Wenn Sie oder ein Angehöriger weniger dringende Symptome haben, die auf eine dissoziative Störung hindeuten können, wenden Sie sich an Ihren Arzt.
Selbstmordgedanken oder -verhalten
Wenn Sie daran denken, sich selbst oder jemand anderen zu verletzen, rufen Sie sofort 911 oder Ihre örtliche Notrufnummer an, gehen Sie in eine Notaufnahme oder vertrauen Sie sich einem vertrauenswürdigen Verwandten oder Freund an. Oder rufen Sie eine Suizid-Hotline an – in den Vereinigten Staaten rufen Sie die National Suicide Prevention Lifeline unter 1-800-273-TALK (1-800-273-8255) an, um einen ausgebildeten Berater zu erreichen.
Ursachen
Dissoziative Störungen entwickeln sich normalerweise als eine Möglichkeit, ein Trauma zu bewältigen. Die Störungen treten am häufigsten bei Kindern auf, die langfristigem körperlichen, sexuellen oder emotionalen Missbrauch ausgesetzt sind oder seltener in einer beängstigenden oder höchst unvorhersehbaren häuslichen Umgebung. Der Stress von Krieg oder Naturkatastrophen kann auch zu dissoziativen Störungen führen.

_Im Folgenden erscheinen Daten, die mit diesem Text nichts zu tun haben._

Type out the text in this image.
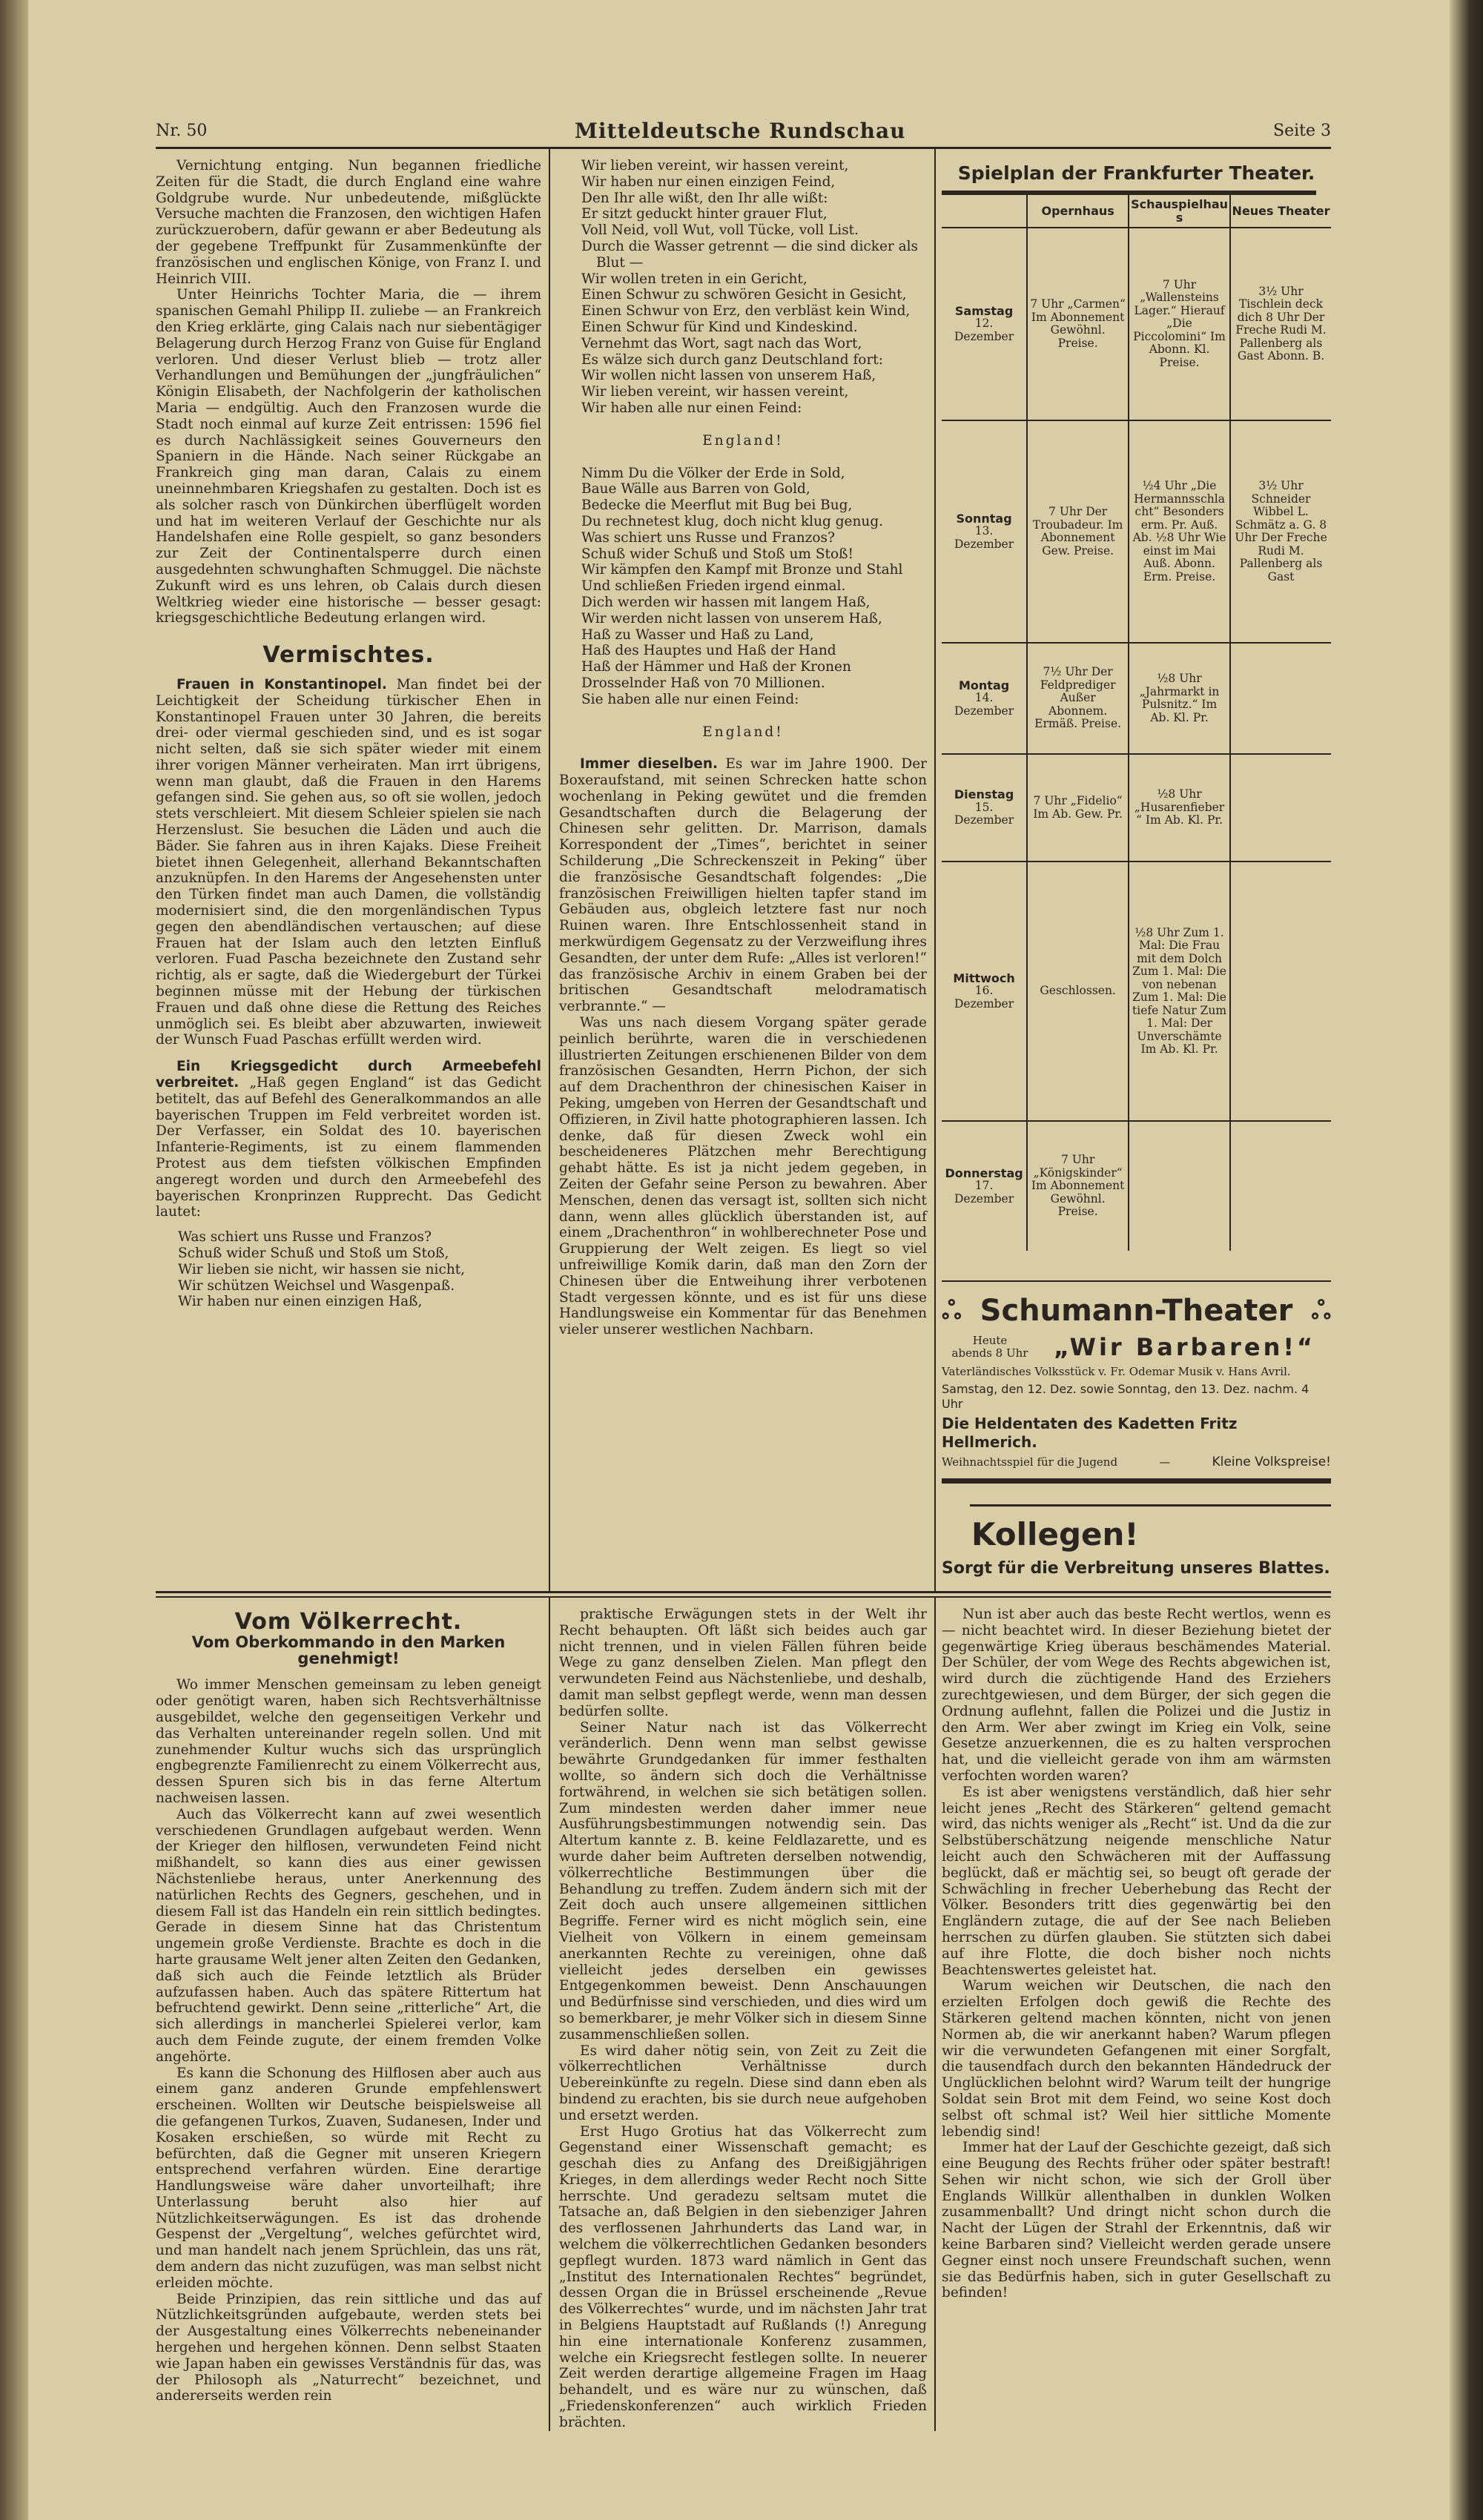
Nr. 50	Mitteldeutsche Rundschau	Seite 3

Vernichtung entging. Nun begannen friedliche Zeiten für die Stadt, die durch England eine wahre Goldgrube wurde. Nur unbedeutende, mißglückte Versuche machten die Franzosen, den wichtigen Hafen zurückzuerobern, dafür gewann er aber Bedeutung als der gegebene Treffpunkt für Zusammenkünfte der französischen und englischen Könige, von Franz I. und Heinrich VIII.

Unter Heinrichs Tochter Maria, die — ihrem spanischen Gemahl Philipp II. zuliebe — an Frankreich den Krieg erklärte, ging Calais nach nur siebentägiger Belagerung durch Herzog Franz von Guise für England verloren. Und dieser Verlust blieb — trotz aller Verhandlungen und Bemühungen der „jungfräulichen“ Königin Elisabeth, der Nachfolgerin der katholischen Maria — endgültig. Auch den Franzosen wurde die Stadt noch einmal auf kurze Zeit entrissen: 1596 fiel es durch Nachlässigkeit seines Gouverneurs den Spaniern in die Hände. Nach seiner Rückgabe an Frankreich ging man daran, Calais zu einem uneinnehmbaren Kriegshafen zu gestalten. Doch ist es als solcher rasch von Dünkirchen überflügelt worden und hat im weiteren Verlauf der Geschichte nur als Handelshafen eine Rolle gespielt, so ganz besonders zur Zeit der Continentalsperre durch einen ausgedehnten schwunghaften Schmuggel. Die nächste Zukunft wird es uns lehren, ob Calais durch diesen Weltkrieg wieder eine historische — besser gesagt: kriegsgeschichtliche Bedeutung erlangen wird.

Vermischtes.

Frauen in Konstantinopel. Man findet bei der Leichtigkeit der Scheidung türkischer Ehen in Konstantinopel Frauen unter 30 Jahren, die bereits drei- oder viermal geschieden sind, und es ist sogar nicht selten, daß sie sich später wieder mit einem ihrer vorigen Männer verheiraten. Man irrt übrigens, wenn man glaubt, daß die Frauen in den Harems gefangen sind. Sie gehen aus, so oft sie wollen, jedoch stets verschleiert. Mit diesem Schleier spielen sie nach Herzenslust. Sie besuchen die Läden und auch die Bäder. Sie fahren aus in ihren Kajaks. Diese Freiheit bietet ihnen Gelegenheit, allerhand Bekanntschaften anzuknüpfen. In den Harems der Angesehensten unter den Türken findet man auch Damen, die vollständig modernisiert sind, die den morgenländischen Typus gegen den abendländischen vertauschen; auf diese Frauen hat der Islam auch den letzten Einfluß verloren. Fuad Pascha bezeichnete den Zustand sehr richtig, als er sagte, daß die Wiedergeburt der Türkei beginnen müsse mit der Hebung der türkischen Frauen und daß ohne diese die Rettung des Reiches unmöglich sei. Es bleibt aber abzuwarten, inwieweit der Wunsch Fuad Paschas erfüllt werden wird.

Ein Kriegsgedicht durch Armeebefehl verbreitet. „Haß gegen England“ ist das Gedicht betitelt, das auf Befehl des Generalkommandos an alle bayerischen Truppen im Feld verbreitet worden ist. Der Verfasser, ein Soldat des 10. bayerischen Infanterie-Regiments, ist zu einem flammenden Protest aus dem tiefsten völkischen Empfinden angeregt worden und durch den Armeebefehl des bayerischen Kronprinzen Rupprecht. Das Gedicht lautet:

Was schiert uns Russe und Franzos?
Schuß wider Schuß und Stoß um Stoß,
Wir lieben sie nicht, wir hassen sie nicht,
Wir schützen Weichsel und Wasgenpaß.
Wir haben nur einen einzigen Haß,
Wir lieben vereint, wir hassen vereint,
Wir haben nur einen einzigen Feind,
Den Ihr alle wißt, den Ihr alle wißt:
Er sitzt geduckt hinter grauer Flut,
Voll Neid, voll Wut, voll Tücke, voll List.
Durch die Wasser getrennt — die sind dicker als Blut —
Wir wollen treten in ein Gericht,
Einen Schwur zu schwören Gesicht in Gesicht,
Einen Schwur von Erz, den verbläst kein Wind,
Einen Schwur für Kind und Kindeskind.
Vernehmt das Wort, sagt nach das Wort,
Es wälze sich durch ganz Deutschland fort:
Wir wollen nicht lassen von unserem Haß,
Wir lieben vereint, wir hassen vereint,
Wir haben alle nur einen Feind:

England!

Nimm Du die Völker der Erde in Sold,
Baue Wälle aus Barren von Gold,
Bedecke die Meerflut mit Bug bei Bug,
Du rechnetest klug, doch nicht klug genug.
Was schiert uns Russe und Franzos?
Schuß wider Schuß und Stoß um Stoß!
Wir kämpfen den Kampf mit Bronze und Stahl
Und schließen Frieden irgend einmal.
Dich werden wir hassen mit langem Haß,
Wir werden nicht lassen von unserem Haß,
Haß zu Wasser und Haß zu Land,
Haß des Hauptes und Haß der Hand
Haß der Hämmer und Haß der Kronen
Drosselnder Haß von 70 Millionen.
Sie haben alle nur einen Feind:

England!

Immer dieselben. Es war im Jahre 1900. Der Boxeraufstand, mit seinen Schrecken hatte schon wochenlang in Peking gewütet und die fremden Gesandtschaften durch die Belagerung der Chinesen sehr gelitten. Dr. Marrison, damals Korrespondent der „Times“, berichtet in seiner Schilderung „Die Schreckenszeit in Peking“ über die französische Gesandtschaft folgendes: „Die französischen Freiwilligen hielten tapfer stand im Gebäuden aus, obgleich letztere fast nur noch Ruinen waren. Ihre Entschlossenheit stand in merkwürdigem Gegensatz zu der Verzweiflung ihres Gesandten, der unter dem Rufe: „Alles ist verloren!“ das französische Archiv in einem Graben bei der britischen Gesandtschaft melodramatisch verbrannte.“ —

Was uns nach diesem Vorgang später gerade peinlich berührte, waren die in verschiedenen illustrierten Zeitungen erschienenen Bilder von dem französischen Gesandten, Herrn Pichon, der sich auf dem Drachenthron der chinesischen Kaiser in Peking, umgeben von Herren der Gesandtschaft und Offizieren, in Zivil hatte photographieren lassen. Ich denke, daß für diesen Zweck wohl ein bescheideneres Plätzchen mehr Berechtigung gehabt hätte. Es ist ja nicht jedem gegeben, in Zeiten der Gefahr seine Person zu bewahren. Aber Menschen, denen das versagt ist, sollten sich nicht dann, wenn alles glücklich überstanden ist, auf einem „Drachenthron“ in wohlberechneter Pose und Gruppierung der Welt zeigen. Es liegt so viel unfreiwillige Komik darin, daß man den Zorn der Chinesen über die Entweihung ihrer verbotenen Stadt vergessen könnte, und es ist für uns diese Handlungsweise ein Kommentar für das Benehmen vieler unserer westlichen Nachbarn.

Spielplan der Frankfurter Theater.
	Opernhaus	Schauspielhaus	Neues Theater

Samstag
12. Dezember	7 Uhr „Carmen“ Im Abonnement Gewöhnl. Preise.	7 Uhr „Wallensteins Lager.“ Hierauf „Die Piccolomini“ Im Abonn. Kl. Preise.	3½ Uhr Tischlein deck dich 8 Uhr Der Freche Rudi M. Pallenberg als Gast Abonn. B.

Sonntag
13. Dezember	7 Uhr Der Troubadeur. Im Abonnement Gew. Preise.	½4 Uhr „Die Hermannsschlacht“ Besonders erm. Pr. Auß. Ab. ½8 Uhr Wie einst im Mai Auß. Abonn. Erm. Preise.	3½ Uhr Schneider Wibbel L. Schmätz a. G. 8 Uhr Der Freche Rudi M. Pallenberg als Gast

Montag
14. Dezember	7½ Uhr Der Feldprediger Außer Abonnem. Ermäß. Preise.	½8 Uhr „Jahrmarkt in Pulsnitz.“ Im Ab. Kl. Pr.	

Dienstag
15. Dezember	7 Uhr „Fidelio“ Im Ab. Gew. Pr.	½8 Uhr „Husarenfieber“ Im Ab. Kl. Pr.	

Mittwoch
16. Dezember	Geschlossen.	½8 Uhr Zum 1. Mal: Die Frau mit dem Dolch Zum 1. Mal: Die von nebenan Zum 1. Mal: Die tiefe Natur Zum 1. Mal: Der Unverschämte Im Ab. Kl. Pr.	

Donnerstag
17. Dezember	7 Uhr „Königskinder“ Im Abonnement Gewöhnl. Preise.		
ஃ Schumann-Theater ஃ
Heute
abends 8 Uhr	„Wir Barbaren!“
Vaterländisches Volksstück v. Fr. Odemar Musik v. Hans Avril.
Samstag, den 12. Dez. sowie Sonntag, den 13. Dez. nachm. 4 Uhr
Die Heldentaten des Kadetten Fritz Hellmerich.
Weihnachtsspiel für die Jugend	—	Kleine Volkspreise!
Kollegen!
Sorgt für die Verbreitung unseres Blattes.
Vom Völkerrecht.
Vom Oberkommando in den Marken genehmigt!

Wo immer Menschen gemeinsam zu leben geneigt oder genötigt waren, haben sich Rechtsverhältnisse ausgebildet, welche den gegenseitigen Verkehr und das Verhalten untereinander regeln sollen. Und mit zunehmender Kultur wuchs sich das ursprünglich engbegrenzte Familienrecht zu einem Völkerrecht aus, dessen Spuren sich bis in das ferne Altertum nachweisen lassen.

Auch das Völkerrecht kann auf zwei wesentlich verschiedenen Grundlagen aufgebaut werden. Wenn der Krieger den hilflosen, verwundeten Feind nicht mißhandelt, so kann dies aus einer gewissen Nächstenliebe heraus, unter Anerkennung des natürlichen Rechts des Gegners, geschehen, und in diesem Fall ist das Handeln ein rein sittlich bedingtes. Gerade in diesem Sinne hat das Christentum ungemein große Verdienste. Brachte es doch in die harte grausame Welt jener alten Zeiten den Gedanken, daß sich auch die Feinde letztlich als Brüder aufzufassen haben. Auch das spätere Rittertum hat befruchtend gewirkt. Denn seine „ritterliche“ Art, die sich allerdings in mancherlei Spielerei verlor, kam auch dem Feinde zugute, der einem fremden Volke angehörte.

Es kann die Schonung des Hilflosen aber auch aus einem ganz anderen Grunde empfehlenswert erscheinen. Wollten wir Deutsche beispielsweise all die gefangenen Turkos, Zuaven, Sudanesen, Inder und Kosaken erschießen, so würde mit Recht zu befürchten, daß die Gegner mit unseren Kriegern entsprechend verfahren würden. Eine derartige Handlungsweise wäre daher unvorteilhaft; ihre Unterlassung beruht also hier auf Nützlichkeitserwägungen. Es ist das drohende Gespenst der „Vergeltung“, welches gefürchtet wird, und man handelt nach jenem Sprüchlein, das uns rät, dem andern das nicht zuzufügen, was man selbst nicht erleiden möchte.

Beide Prinzipien, das rein sittliche und das auf Nützlichkeitsgründen aufgebaute, werden stets bei der Ausgestaltung eines Völkerrechts nebeneinander hergehen und hergehen können. Denn selbst Staaten wie Japan haben ein gewisses Verständnis für das, was der Philosoph als „Naturrecht“ bezeichnet, und andererseits werden rein

praktische Erwägungen stets in der Welt ihr Recht behaupten. Oft läßt sich beides auch gar nicht trennen, und in vielen Fällen führen beide Wege zu ganz denselben Zielen. Man pflegt den verwundeten Feind aus Nächstenliebe, und deshalb, damit man selbst gepflegt werde, wenn man dessen bedürfen sollte.

Seiner Natur nach ist das Völkerrecht veränderlich. Denn wenn man selbst gewisse bewährte Grundgedanken für immer festhalten wollte, so ändern sich doch die Verhältnisse fortwährend, in welchen sie sich betätigen sollen. Zum mindesten werden daher immer neue Ausführungsbestimmungen notwendig sein. Das Altertum kannte z. B. keine Feldlazarette, und es wurde daher beim Auftreten derselben notwendig, völkerrechtliche Bestimmungen über die Behandlung zu treffen. Zudem ändern sich mit der Zeit doch auch unsere allgemeinen sittlichen Begriffe. Ferner wird es nicht möglich sein, eine Vielheit von Völkern in einem gemeinsam anerkannten Rechte zu vereinigen, ohne daß vielleicht jedes derselben ein gewisses Entgegenkommen beweist. Denn Anschauungen und Bedürfnisse sind verschieden, und dies wird um so bemerkbarer, je mehr Völker sich in diesem Sinne zusammenschließen sollen.

Es wird daher nötig sein, von Zeit zu Zeit die völkerrechtlichen Verhältnisse durch Uebereinkünfte zu regeln. Diese sind dann eben als bindend zu erachten, bis sie durch neue aufgehoben und ersetzt werden.

Erst Hugo Grotius hat das Völkerrecht zum Gegenstand einer Wissenschaft gemacht; es geschah dies zu Anfang des Dreißigjährigen Krieges, in dem allerdings weder Recht noch Sitte herrschte. Und geradezu seltsam mutet die Tatsache an, daß Belgien in den siebenziger Jahren des verflossenen Jahrhunderts das Land war, in welchem die völkerrechtlichen Gedanken besonders gepflegt wurden. 1873 ward nämlich in Gent das „Institut des Internationalen Rechtes“ begründet, dessen Organ die in Brüssel erscheinende „Revue des Völkerrechtes“ wurde, und im nächsten Jahr trat in Belgiens Hauptstadt auf Rußlands (!) Anregung hin eine internationale Konferenz zusammen, welche ein Kriegsrecht festlegen sollte. In neuerer Zeit werden derartige allgemeine Fragen im Haag behandelt, und es wäre nur zu wünschen, daß „Friedenskonferenzen“ auch wirklich Frieden brächten.

Nun ist aber auch das beste Recht wertlos, wenn es — nicht beachtet wird. In dieser Beziehung bietet der gegenwärtige Krieg überaus beschämendes Material. Der Schüler, der vom Wege des Rechts abgewichen ist, wird durch die züchtigende Hand des Erziehers zurechtgewiesen, und dem Bürger, der sich gegen die Ordnung auflehnt, fallen die Polizei und die Justiz in den Arm. Wer aber zwingt im Krieg ein Volk, seine Gesetze anzuerkennen, die es zu halten versprochen hat, und die vielleicht gerade von ihm am wärmsten verfochten worden waren?

Es ist aber wenigstens verständlich, daß hier sehr leicht jenes „Recht des Stärkeren“ geltend gemacht wird, das nichts weniger als „Recht“ ist. Und da die zur Selbstüberschätzung neigende menschliche Natur leicht auch den Schwächeren mit der Auffassung beglückt, daß er mächtig sei, so beugt oft gerade der Schwächling in frecher Ueberhebung das Recht der Völker. Besonders tritt dies gegenwärtig bei den Engländern zutage, die auf der See nach Belieben herrschen zu dürfen glauben. Sie stützten sich dabei auf ihre Flotte, die doch bisher noch nichts Beachtenswertes geleistet hat.

Warum weichen wir Deutschen, die nach den erzielten Erfolgen doch gewiß die Rechte des Stärkeren geltend machen könnten, nicht von jenen Normen ab, die wir anerkannt haben? Warum pflegen wir die verwundeten Gefangenen mit einer Sorgfalt, die tausendfach durch den bekannten Händedruck der Unglücklichen belohnt wird? Warum teilt der hungrige Soldat sein Brot mit dem Feind, wo seine Kost doch selbst oft schmal ist? Weil hier sittliche Momente lebendig sind!

Immer hat der Lauf der Geschichte gezeigt, daß sich eine Beugung des Rechts früher oder später bestraft! Sehen wir nicht schon, wie sich der Groll über Englands Willkür allenthalben in dunklen Wolken zusammenballt? Und dringt nicht schon durch die Nacht der Lügen der Strahl der Erkenntnis, daß wir keine Barbaren sind? Vielleicht werden gerade unsere Gegner einst noch unsere Freundschaft suchen, wenn sie das Bedürfnis haben, sich in guter Gesellschaft zu befinden!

Die persönliche Identität bildet sich noch in der Kindheit. Ein Kind ist also eher als ein Erwachsener in der Lage, aus sich herauszutreten und ein Trauma zu beobachten, als würde es einer anderen Person widerfahren. Ein Kind, das lernt, sich zu dissoziieren, um eine traumatische Erfahrung zu ertragen, kann diesen Bewältigungsmechanismus als Reaktion auf Stresssituationen im Laufe des Lebens anwenden.
Risikofaktoren
Menschen, die in der Kindheit langanhaltenden körperlichen, sexuellen oder emotionalen Missbrauch erfahren, haben das größte Risiko, dissoziative Störungen zu entwickeln.
Kinder und Erwachsene, die andere traumatische Ereignisse wie Krieg, Naturkatastrophen, Entführungen, Folter oder ausgedehnte, traumatische, frühkindliche medizinische Eingriffe erlebt haben, können ebenfalls diese Zustände entwickeln.
Komplikationen
Menschen mit dissoziativen Störungen haben ein erhöhtes Risiko für Komplikationen und damit verbundene Störungen, wie zum Beispiel:
- Selbstverletzung oder Verstümmelung
- Selbstmordgedanken und -verhalten
- Sexuelle Funktionsstörung
- Alkoholismus und Drogenkonsumstörungen
- Depressionen und Angststörungen
- Posttraumatische Belastungsstörung
- Persönlichkeitsstörung
- Schlafstörungen, einschließlich Albträume, Schlaflosigkeit und Schlafwandeln
- Essstörungen
- Körperliche Symptome wie Benommenheit oder nicht-epileptische Anfälle
- Große Schwierigkeiten in persönlichen Beziehungen und bei der Arbeit
Verhütung
Kinder, die körperlich, emotional oder sexuell missbraucht werden, haben ein erhöhtes Risiko, psychische Störungen wie dissoziative Störungen zu entwickeln. Wenn Stress oder andere persönliche Probleme die Art und Weise beeinträchtigen, wie Sie mit Ihrem Kind umgehen, suchen Sie Hilfe.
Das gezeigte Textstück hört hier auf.